Distribution of Paramagnetic Fe₂O₃/SiO₂⁻Core/Shell Nanoparticles in the Rat Lung Studied by Time-of-Flight Secondary Ion Mass Spectrometry: No Indication for Rapid Lipid Adsorption

Lothar Veith; Antje Vennemann; Daniel Breitenstein; Carsten Engelhard; Birgit Hagenhoff; Martin Wiemann

doi:10.3390/nano8080571

Distribution of Paramagnetic Fe₂O₃/SiO₂⁻Core/Shell Nanoparticles in the Rat Lung Studied by Time-of-Flight Secondary Ion Mass Spectrometry: No Indication for Rapid Lipid Adsorption

Nanomaterials (Basel). 2018 Jul 26;8(8):571. doi: 10.3390/nano8080571.

Authors

Lothar Veith¹, Antje Vennemann², Daniel Breitenstein³, Carsten Engelhard⁴, Birgit Hagenhoff⁵, Martin Wiemann⁶

Affiliations

¹ Tascon GmbH, Mendelstraße 17, 48149 Münster, Germany. lothar.veith@tascon-gmbh.de.
² IBE R&D Institute for Lung Health gGmbH, Mendelstraße 11, 48149 Münster, Germany. vennemann@ibe-ms.de.
³ Tascon GmbH, Mendelstraße 17, 48149 Münster, Germany. daniel.breitenstein@tascon-gmbh.de.
⁴ Department of Chemistry & Biology, University of Siegen, Adolf-Reichwein-Str. 2, 57076 Siegen, Germany. engelhard@chemie.uni-siegen.de.
⁵ Tascon GmbH, Mendelstraße 17, 48149 Münster, Germany. birgit.hagenhoff@tascon-gmbh.de.
⁶ IBE R&D Institute for Lung Health gGmbH, Mendelstraße 11, 48149 Münster, Germany. martin.wiemann@ibe-ms.de.

Abstract

Amorphous silica nanoparticles comprise a class of widely used industrial nanomaterials, which may elicit acute inflammation in the lung.

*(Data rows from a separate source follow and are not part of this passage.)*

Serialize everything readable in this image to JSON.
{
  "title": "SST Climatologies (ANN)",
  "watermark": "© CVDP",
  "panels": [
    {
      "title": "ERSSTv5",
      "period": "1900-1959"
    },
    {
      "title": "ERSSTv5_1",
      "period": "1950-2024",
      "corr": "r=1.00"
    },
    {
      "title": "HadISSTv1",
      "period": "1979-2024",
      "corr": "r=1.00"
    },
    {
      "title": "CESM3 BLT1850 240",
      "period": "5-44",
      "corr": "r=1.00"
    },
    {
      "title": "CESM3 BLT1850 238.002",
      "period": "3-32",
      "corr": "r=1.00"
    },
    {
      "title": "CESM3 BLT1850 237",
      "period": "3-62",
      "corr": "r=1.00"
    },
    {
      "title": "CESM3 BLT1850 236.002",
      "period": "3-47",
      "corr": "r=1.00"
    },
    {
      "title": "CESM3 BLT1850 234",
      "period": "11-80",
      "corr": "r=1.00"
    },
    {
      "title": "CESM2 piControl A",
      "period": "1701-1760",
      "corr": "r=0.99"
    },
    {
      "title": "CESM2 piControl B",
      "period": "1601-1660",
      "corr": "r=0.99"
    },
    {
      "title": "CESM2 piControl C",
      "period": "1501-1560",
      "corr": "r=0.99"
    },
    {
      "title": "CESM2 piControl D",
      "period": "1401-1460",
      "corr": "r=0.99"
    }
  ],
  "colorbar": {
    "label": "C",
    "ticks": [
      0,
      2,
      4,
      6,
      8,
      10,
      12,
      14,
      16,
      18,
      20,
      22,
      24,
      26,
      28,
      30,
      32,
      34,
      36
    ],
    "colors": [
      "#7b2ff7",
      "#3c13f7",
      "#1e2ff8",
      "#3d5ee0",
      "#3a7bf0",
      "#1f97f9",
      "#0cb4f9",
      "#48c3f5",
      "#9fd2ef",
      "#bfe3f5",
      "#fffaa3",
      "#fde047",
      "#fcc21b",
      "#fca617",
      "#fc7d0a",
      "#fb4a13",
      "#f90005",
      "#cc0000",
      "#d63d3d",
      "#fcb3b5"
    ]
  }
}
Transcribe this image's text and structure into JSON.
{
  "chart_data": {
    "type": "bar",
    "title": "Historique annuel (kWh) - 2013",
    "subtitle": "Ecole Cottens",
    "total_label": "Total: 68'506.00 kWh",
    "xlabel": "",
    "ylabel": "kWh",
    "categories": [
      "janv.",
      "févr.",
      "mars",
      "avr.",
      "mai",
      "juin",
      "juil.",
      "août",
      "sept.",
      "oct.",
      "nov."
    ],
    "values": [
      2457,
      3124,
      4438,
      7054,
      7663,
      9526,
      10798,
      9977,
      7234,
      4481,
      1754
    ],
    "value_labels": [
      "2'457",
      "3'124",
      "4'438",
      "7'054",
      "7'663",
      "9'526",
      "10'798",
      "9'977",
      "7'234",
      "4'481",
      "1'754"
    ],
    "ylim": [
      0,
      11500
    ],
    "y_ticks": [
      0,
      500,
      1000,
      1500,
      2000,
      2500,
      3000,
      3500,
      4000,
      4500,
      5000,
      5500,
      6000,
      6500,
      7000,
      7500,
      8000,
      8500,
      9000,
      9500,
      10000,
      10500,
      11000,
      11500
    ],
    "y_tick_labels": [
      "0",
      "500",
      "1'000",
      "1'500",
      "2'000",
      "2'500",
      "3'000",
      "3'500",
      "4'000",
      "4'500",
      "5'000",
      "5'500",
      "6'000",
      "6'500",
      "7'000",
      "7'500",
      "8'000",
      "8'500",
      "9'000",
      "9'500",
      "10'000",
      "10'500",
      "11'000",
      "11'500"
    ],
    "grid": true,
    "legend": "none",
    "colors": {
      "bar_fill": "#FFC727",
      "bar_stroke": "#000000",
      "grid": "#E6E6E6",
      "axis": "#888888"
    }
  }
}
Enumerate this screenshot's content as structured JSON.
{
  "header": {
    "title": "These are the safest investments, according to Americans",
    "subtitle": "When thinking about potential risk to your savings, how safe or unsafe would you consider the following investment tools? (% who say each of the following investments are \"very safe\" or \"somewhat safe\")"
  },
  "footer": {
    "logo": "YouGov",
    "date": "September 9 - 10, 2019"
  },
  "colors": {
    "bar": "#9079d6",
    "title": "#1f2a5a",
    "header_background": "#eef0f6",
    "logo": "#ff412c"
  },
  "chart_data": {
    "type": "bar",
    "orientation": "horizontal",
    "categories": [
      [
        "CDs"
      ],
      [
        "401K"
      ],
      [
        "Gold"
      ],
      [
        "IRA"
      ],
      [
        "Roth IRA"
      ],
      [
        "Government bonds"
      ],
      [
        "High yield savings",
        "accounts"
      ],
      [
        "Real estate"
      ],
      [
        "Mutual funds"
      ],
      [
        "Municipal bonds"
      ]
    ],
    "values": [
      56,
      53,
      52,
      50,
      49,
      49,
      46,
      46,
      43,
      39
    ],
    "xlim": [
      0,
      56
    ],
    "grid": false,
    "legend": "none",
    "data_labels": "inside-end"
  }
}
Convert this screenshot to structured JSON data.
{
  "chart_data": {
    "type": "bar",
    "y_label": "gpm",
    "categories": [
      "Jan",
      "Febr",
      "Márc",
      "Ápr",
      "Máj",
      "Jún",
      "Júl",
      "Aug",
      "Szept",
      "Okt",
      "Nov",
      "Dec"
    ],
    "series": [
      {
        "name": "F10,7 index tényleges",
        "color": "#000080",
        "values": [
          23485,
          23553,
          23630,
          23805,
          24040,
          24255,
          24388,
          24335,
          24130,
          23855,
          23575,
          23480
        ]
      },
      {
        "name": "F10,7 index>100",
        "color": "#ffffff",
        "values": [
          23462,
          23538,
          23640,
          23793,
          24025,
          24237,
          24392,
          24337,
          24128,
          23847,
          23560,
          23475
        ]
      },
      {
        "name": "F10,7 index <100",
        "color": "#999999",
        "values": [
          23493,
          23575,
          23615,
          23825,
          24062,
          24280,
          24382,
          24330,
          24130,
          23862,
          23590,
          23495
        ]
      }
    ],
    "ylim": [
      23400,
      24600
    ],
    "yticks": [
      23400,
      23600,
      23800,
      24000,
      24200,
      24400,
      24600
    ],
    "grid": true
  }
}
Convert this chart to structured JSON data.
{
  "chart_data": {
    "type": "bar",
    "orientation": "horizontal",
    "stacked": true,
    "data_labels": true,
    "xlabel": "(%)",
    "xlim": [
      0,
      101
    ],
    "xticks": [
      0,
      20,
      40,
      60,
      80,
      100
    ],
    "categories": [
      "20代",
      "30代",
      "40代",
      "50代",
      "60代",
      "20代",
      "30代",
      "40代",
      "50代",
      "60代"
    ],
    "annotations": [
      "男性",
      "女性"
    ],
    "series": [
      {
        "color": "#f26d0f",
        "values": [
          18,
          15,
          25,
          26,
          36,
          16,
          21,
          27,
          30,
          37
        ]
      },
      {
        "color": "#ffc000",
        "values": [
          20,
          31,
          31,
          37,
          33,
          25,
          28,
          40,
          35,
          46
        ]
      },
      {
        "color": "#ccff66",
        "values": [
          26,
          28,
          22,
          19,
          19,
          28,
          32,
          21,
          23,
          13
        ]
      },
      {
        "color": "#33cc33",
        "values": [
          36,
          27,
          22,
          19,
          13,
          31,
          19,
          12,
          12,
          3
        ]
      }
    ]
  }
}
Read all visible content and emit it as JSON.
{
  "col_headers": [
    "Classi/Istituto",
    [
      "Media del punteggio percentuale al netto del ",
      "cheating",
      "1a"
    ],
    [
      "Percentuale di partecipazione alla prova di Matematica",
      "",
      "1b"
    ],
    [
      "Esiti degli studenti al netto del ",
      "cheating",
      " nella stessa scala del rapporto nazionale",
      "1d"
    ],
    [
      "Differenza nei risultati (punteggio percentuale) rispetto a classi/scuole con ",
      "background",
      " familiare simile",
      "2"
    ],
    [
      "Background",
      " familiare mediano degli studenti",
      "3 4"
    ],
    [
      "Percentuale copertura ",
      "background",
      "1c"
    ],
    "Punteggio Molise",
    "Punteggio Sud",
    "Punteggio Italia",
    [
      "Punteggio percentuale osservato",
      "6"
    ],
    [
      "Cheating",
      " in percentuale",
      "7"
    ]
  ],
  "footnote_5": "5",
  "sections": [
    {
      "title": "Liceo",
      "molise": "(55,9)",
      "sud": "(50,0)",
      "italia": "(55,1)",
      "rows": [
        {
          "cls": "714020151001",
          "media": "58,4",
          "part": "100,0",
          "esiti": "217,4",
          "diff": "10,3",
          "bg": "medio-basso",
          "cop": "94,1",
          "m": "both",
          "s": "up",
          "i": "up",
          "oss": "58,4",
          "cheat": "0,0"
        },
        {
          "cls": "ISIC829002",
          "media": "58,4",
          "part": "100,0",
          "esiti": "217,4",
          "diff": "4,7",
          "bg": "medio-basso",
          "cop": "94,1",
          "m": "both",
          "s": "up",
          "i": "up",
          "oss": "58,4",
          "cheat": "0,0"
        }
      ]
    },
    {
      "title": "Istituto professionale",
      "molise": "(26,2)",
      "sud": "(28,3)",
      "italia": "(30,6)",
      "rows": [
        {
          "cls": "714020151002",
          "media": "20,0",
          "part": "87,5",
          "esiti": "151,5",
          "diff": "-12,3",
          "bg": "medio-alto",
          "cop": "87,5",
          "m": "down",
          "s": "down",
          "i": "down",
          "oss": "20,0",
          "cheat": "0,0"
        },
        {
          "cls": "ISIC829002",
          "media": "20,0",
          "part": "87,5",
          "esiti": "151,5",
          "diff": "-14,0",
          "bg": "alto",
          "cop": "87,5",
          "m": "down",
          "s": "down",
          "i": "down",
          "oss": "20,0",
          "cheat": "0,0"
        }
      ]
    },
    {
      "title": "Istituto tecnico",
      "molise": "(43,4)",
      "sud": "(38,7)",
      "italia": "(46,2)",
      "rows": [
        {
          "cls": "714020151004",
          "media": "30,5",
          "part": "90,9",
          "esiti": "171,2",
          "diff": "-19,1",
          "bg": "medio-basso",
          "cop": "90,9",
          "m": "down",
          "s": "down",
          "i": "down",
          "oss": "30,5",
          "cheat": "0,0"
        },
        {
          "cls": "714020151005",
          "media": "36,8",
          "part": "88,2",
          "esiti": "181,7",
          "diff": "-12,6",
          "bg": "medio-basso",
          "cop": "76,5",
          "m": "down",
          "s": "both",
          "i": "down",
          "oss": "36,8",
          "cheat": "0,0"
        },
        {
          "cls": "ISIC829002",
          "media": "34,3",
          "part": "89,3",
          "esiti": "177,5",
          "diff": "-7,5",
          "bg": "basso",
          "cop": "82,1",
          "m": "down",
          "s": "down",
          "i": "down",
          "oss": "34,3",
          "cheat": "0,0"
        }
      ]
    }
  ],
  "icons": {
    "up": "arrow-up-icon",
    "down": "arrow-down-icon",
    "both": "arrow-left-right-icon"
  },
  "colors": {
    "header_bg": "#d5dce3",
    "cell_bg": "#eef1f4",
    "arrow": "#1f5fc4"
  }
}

These materials have a large specific surface to which components of the pulmonary micro-milieu can bind. To conduct appropriate binding studies, paramagnetic Fe₂O₃/SiO₂ core/shell nanoparticles (Fe-Si-NP) may be used as an easy-to-isolate silica surrogate, if several prerequisites are fulfilled. To this end, we investigated the distribution of Fe, Si, protein and phosphatidylcholine (PC) by Time-of-Flight secondary ion mass spectrometry (ToF-SIMS) in cryo-sections from the rat lungs to which Fe-Si-NP had been administered for 30 min. Regions-of-interest were identified and analyzed with incident light and enhanced dark-field microscopy (DFM). Fe-Si-NP particles (primary particle size by electron microscopy: 10⁻20 nm; aggregate size by tracking analysis: 190 ± 20 nm) and agglomerates thereof were mainly attached to alveolar walls and only marginally internalized by cells such as alveolar macrophages. The localization of Fe-Si-NP by DFM was confirmed by ToF-SIMS signals from both, Fe and Si ions. With respect to an optimized signal-to-noise ratio, Fe⁺, Si⁺, CH₄N⁺ and the PC head group (C₅H₁₅NO₄P⁺) were the most versatile ions to detect iron, silica, protein, and PC, respectively. Largely congruent Fe⁺ and Si⁺ signals demonstrated that the silica coating of Fe-Si-NP remained stable under the conditions of the lung. PC, as a major lipid of the pulmonary surfactant, was colocalized with the protein signal alongside alveolar septa, but was not detected on Fe-Si-NP, suggesting that silica nanoparticles do not adsorb lipids of the lung surfactant under native conditions. The study shows that ToF-SIMS is a valuable technique with adequate spatial resolution to analyze nanoparticles together with organic molecules in the lung. The paramagnetic Fe-Si-NP appear well suited to study the binding of proteins to silica nanomaterials in the lung.

Keywords: ToF-SIMS; amorphous silica; core/shell nanoparticles; dark-field microscopy; lipid adsorption; lung tissue; nanotoxicology; protein corona formation; rat.